The most demanding part of my role was my involvement with the villagers and their perception of medical problems. During my time, I learnt to understand and respect the influence of tradition and religion on their views. However, this was not always an easy ride. I was sought after as I was perceived to have ‘better western medicine’ than the community clinics, and it meant they did not need to spend money on the boat ride. My expedition members were my priority for our limited resources and I often left the village feeling uncomfortable that I may have denied someone a simple solution to a curable ailment. Conversely, I was once approached by a 20 year old man who told me of some visual problems and ‘tears of blood’ after free diving to 30 metres the week before. Other men had told similar stories of losing consciousness after free-diving and this was never met with any concerns!

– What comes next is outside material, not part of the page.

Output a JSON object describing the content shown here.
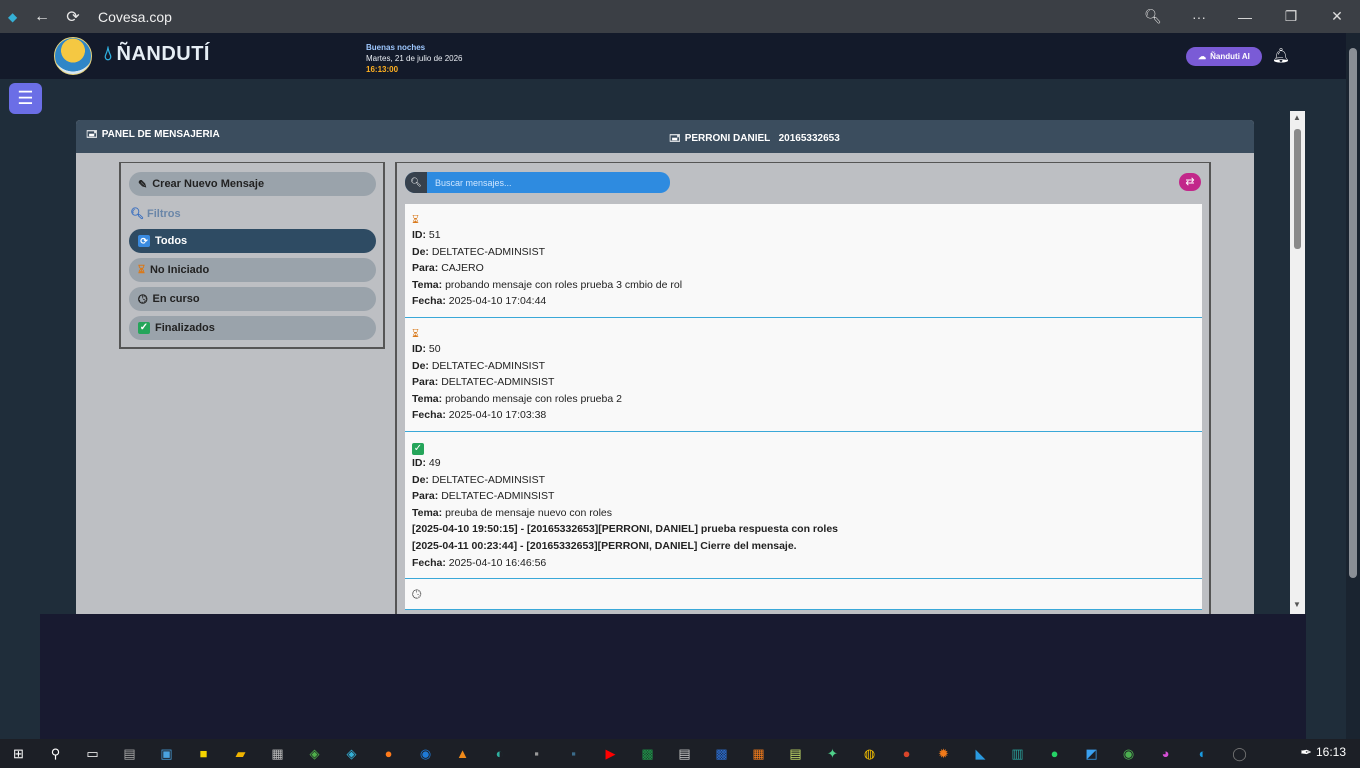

The most difficult situation I encountered was when I found myself comforting a lady who had been physically and emotionally abused by her husband. The stoic and male dominant culture was very evident amongst the villagers, and as a female it was challenging to be torn between my personal belief and my non-judgemental medical professional role.

Take the leap

The experiences of my ‘year out’ were invaluable in broadening my perceptions of life and surgery. The skills I gained in leadership and decision-making have also continued to play a strong role in my current training. My advice to any junior doctors who are considering similar opportunities: Take the leap. It will remind you of why you wanted to do medicine all those years ago.

References

South Thames Foundation School Summary of F2 Destinations – August 2009 entry. August 2010. Webpage.

Goldacre MJ, Davidson JM and Lambert TW. Retention in the British National Health Service of medical graduates trained in Britain: cohort studies. BMJ. 2009 Jun 3;338:b1977.